The Kweilin was retrieved from the river bottom, re-built, and put back into service as DC-2 number 39, the Chungking. Its former name was not advertised in order to assuage superstitious passengers who might not want to fly in an unlucky plane. On 29 October 1940, American pilot Walter "Foxie" Kent landed the Chungking at the rural Changyi Airfield in Yunnan with nine passengers and five crew including himself. Unknown to Kent, who was low on fuel, the airstrip had been attacked by five Japanese fighters minutes before and they were still circling nearby. The Japanese saw the DC-2 land and attacked it just as it rolled to a stop. The first bullet to enter the plane killed Kent instantly. The remaining passengers and crew tried to exit the plane but were either hit while inside or caught in the open while running across the airstrip.
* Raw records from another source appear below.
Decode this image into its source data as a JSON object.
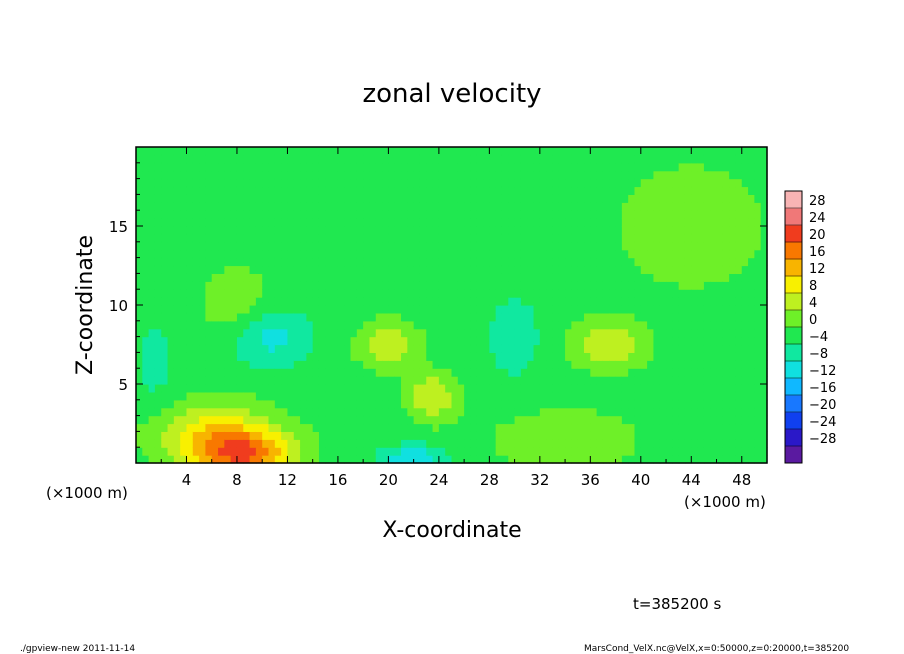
{
  "chart_data": {
    "type": "heatmap",
    "title": "zonal velocity",
    "xlabel": "X-coordinate",
    "ylabel": "Z-coordinate",
    "x_unit_note": "(×1000 m)",
    "y_unit_note": "(×1000 m)",
    "xlim": [
      0,
      50
    ],
    "ylim": [
      0,
      20
    ],
    "x_ticks": [
      4,
      8,
      12,
      16,
      20,
      24,
      28,
      32,
      36,
      40,
      44,
      48
    ],
    "y_ticks": [
      5,
      10,
      15
    ],
    "colorbar": {
      "levels": [
        -28,
        -24,
        -20,
        -16,
        -12,
        -8,
        -4,
        0,
        4,
        8,
        12,
        16,
        20,
        24,
        28
      ],
      "labels": [
        "28",
        "24",
        "20",
        "16",
        "12",
        "8",
        "4",
        "0",
        "−4",
        "−8",
        "−12",
        "−16",
        "−20",
        "−24",
        "−28"
      ],
      "colors": [
        "#5a1aa0",
        "#2a18c8",
        "#1040f0",
        "#1878ff",
        "#10b8ff",
        "#10e0e0",
        "#10e8a0",
        "#20e850",
        "#6ef028",
        "#bef020",
        "#f8f000",
        "#f8b400",
        "#f87800",
        "#f03c1e",
        "#f07878",
        "#f8b4b4"
      ]
    },
    "background_value": -2,
    "features": [
      {
        "x": 10.5,
        "z": 8.0,
        "sx": 3.2,
        "sz": 1.8,
        "value": -10
      },
      {
        "x": 8.0,
        "z": 10.0,
        "sx": 3.0,
        "sz": 2.5,
        "value": 3
      },
      {
        "x": 8.5,
        "z": 0.5,
        "sx": 4.0,
        "sz": 1.6,
        "value": 17
      },
      {
        "x": 6.0,
        "z": 2.0,
        "sx": 5.0,
        "sz": 2.0,
        "value": 9
      },
      {
        "x": 20.0,
        "z": 7.5,
        "sx": 2.5,
        "sz": 1.5,
        "value": 7
      },
      {
        "x": 23.5,
        "z": 4.2,
        "sx": 2.0,
        "sz": 1.5,
        "value": 8
      },
      {
        "x": 22.0,
        "z": 0.2,
        "sx": 2.5,
        "sz": 0.9,
        "value": -12
      },
      {
        "x": 30.0,
        "z": 8.0,
        "sx": 2.0,
        "sz": 2.5,
        "value": -7
      },
      {
        "x": 37.5,
        "z": 7.5,
        "sx": 3.0,
        "sz": 1.6,
        "value": 7
      },
      {
        "x": 1.5,
        "z": 6.0,
        "sx": 2.0,
        "sz": 4.0,
        "value": -5
      },
      {
        "x": 44.0,
        "z": 15.0,
        "sx": 6.0,
        "sz": 4.0,
        "value": 3
      },
      {
        "x": 34.0,
        "z": 1.5,
        "sx": 6.0,
        "sz": 2.0,
        "value": 3
      }
    ],
    "time_label": "t=385200 s",
    "footer_left": "./gpview-new  2011-11-14",
    "footer_right": "MarsCond_VelX.nc@VelX,x=0:50000,z=0:20000,t=385200"
  }
}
Nine were killed (three crew and six passengers). The Chungking then burst into flames and would never fly again. Unlike the unprecedented Kweilin incident two years earlier, attacks on commercial aircraft had become more common during the course of World War II. It received some local coverage for about a week but was not an international incident. For CNAC it was their second loss to a Japanese attack.

Chang-Kan Chien, an American-educated Chinese architect and bridge engineer who oversaw the construction of a strategic bridge on the Burma Road, was among the passengers killed on the Chungking. After his death, the Chinese government named the bridge Changgan Bridge in his honor.